Рианон - Натали Якобсон
Шрифт:
Интервал:
Закладка:
– Я ведь нашел черную книгу, и она признала во мне своего хозяина. Кто-то из высших оставил ее на полке в отцовской библиотеке специально для меня, – временами неистовствовал он. – Я избранный и я это знаю. Так почему же они не принимают меня? Почему не пошлют проводника за мной?
Место, в которое он так стремился попасть, называлось Школой Чернокнижия.

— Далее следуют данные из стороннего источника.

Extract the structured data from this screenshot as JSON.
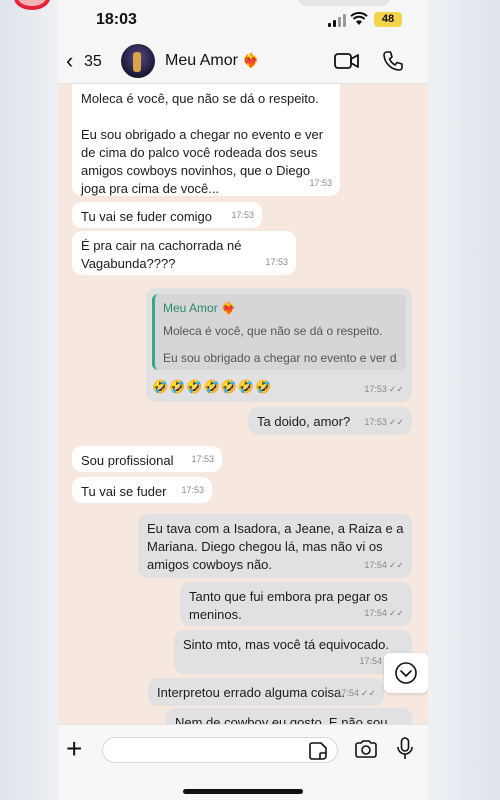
{
  "status": {
    "time": "18:03",
    "battery": "48"
  },
  "header": {
    "back_count": "35",
    "contact_name": "Meu Amor",
    "contact_emoji": "❤️‍🔥"
  },
  "messages": [
    {
      "dir": "in",
      "text": "Moleca é você, que não se dá o respeito.\n\nEu sou obrigado a chegar no evento e ver de cima do palco você rodeada dos seus amigos cowboys novinhos, que o Diego joga pra cima de você...",
      "time": "17:53"
    },
    {
      "dir": "in",
      "text": "Tu vai se fuder comigo",
      "time": "17:53"
    },
    {
      "dir": "in",
      "text": "É pra cair na cachorrada né Vagabunda????",
      "time": "17:53"
    },
    {
      "dir": "out",
      "quote_author": "Meu Amor",
      "quote_text_1": "Moleca é você, que não se dá o respeito.",
      "quote_text_2": "Eu sou obrigado a chegar no evento e ver d...",
      "text": "🤣🤣🤣🤣🤣🤣🤣",
      "time": "17:53"
    },
    {
      "dir": "out",
      "text": "Ta doido, amor?",
      "time": "17:53"
    },
    {
      "dir": "in",
      "text": "Sou profissional",
      "time": "17:53"
    },
    {
      "dir": "in",
      "text": "Tu vai se fuder",
      "time": "17:53"
    },
    {
      "dir": "out",
      "text": "Eu tava com a Isadora, a Jeane, a Raiza e a Mariana. Diego chegou lá, mas não vi os amigos cowboys não.",
      "time": "17:54"
    },
    {
      "dir": "out",
      "text": "Tanto que fui embora pra pegar os meninos.",
      "time": "17:54"
    },
    {
      "dir": "out",
      "text": "Sinto mto, mas você tá equivocado.",
      "time": "17:54"
    },
    {
      "dir": "out",
      "text": "Interpretou errado alguma coisa.",
      "time": "17:54"
    },
    {
      "dir": "out",
      "text": "Nem de cowboy eu gosto. E não sou",
      "time": ""
    }
  ],
  "icons": {
    "back": "chevron-left-icon",
    "video": "video-camera-icon",
    "call": "phone-icon",
    "add": "plus-icon",
    "sticker": "sticker-icon",
    "camera": "camera-icon",
    "mic": "microphone-icon",
    "scroll": "chevron-down-icon"
  },
  "colors": {
    "incoming_bubble": "#ffffff",
    "outgoing_bubble": "#e1e1e3",
    "chat_background": "#f6e7df",
    "quote_accent": "#3aa981"
  }
}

– Но это совсем не школа в буквальном смысле такого слова, – в дни апатии пояснял Дуглас. – Это целая вселенная, где каждый маг познает себя и находит свое призвание или же остается в когтях дьявола. Недостаточно одаренным туда ходу нет, но я то одаренный. Кто может в этом усомниться? Я создан для того, чтобы стать лучшим среди выпускников этого места. Они не просто ученики, они великие маги и великие личности. Пройдя свое обучение, они получают бессмертие и власть. Они сродни тому, кто создал всех нас, черных избранных, и само это место. Остров зла, невидимый миру, но управляющий им. Лишь попав туда можно стать по-настоящему могущественным. Но отец избивал меня каждый раз, когда слышал о Школе Чернокнижия. Он так не хотел, чтобы я попал туда, что мне кажется, его желание было настолько сильным, что именно она закрывает мне теперь путь туда, куда я должен прийти.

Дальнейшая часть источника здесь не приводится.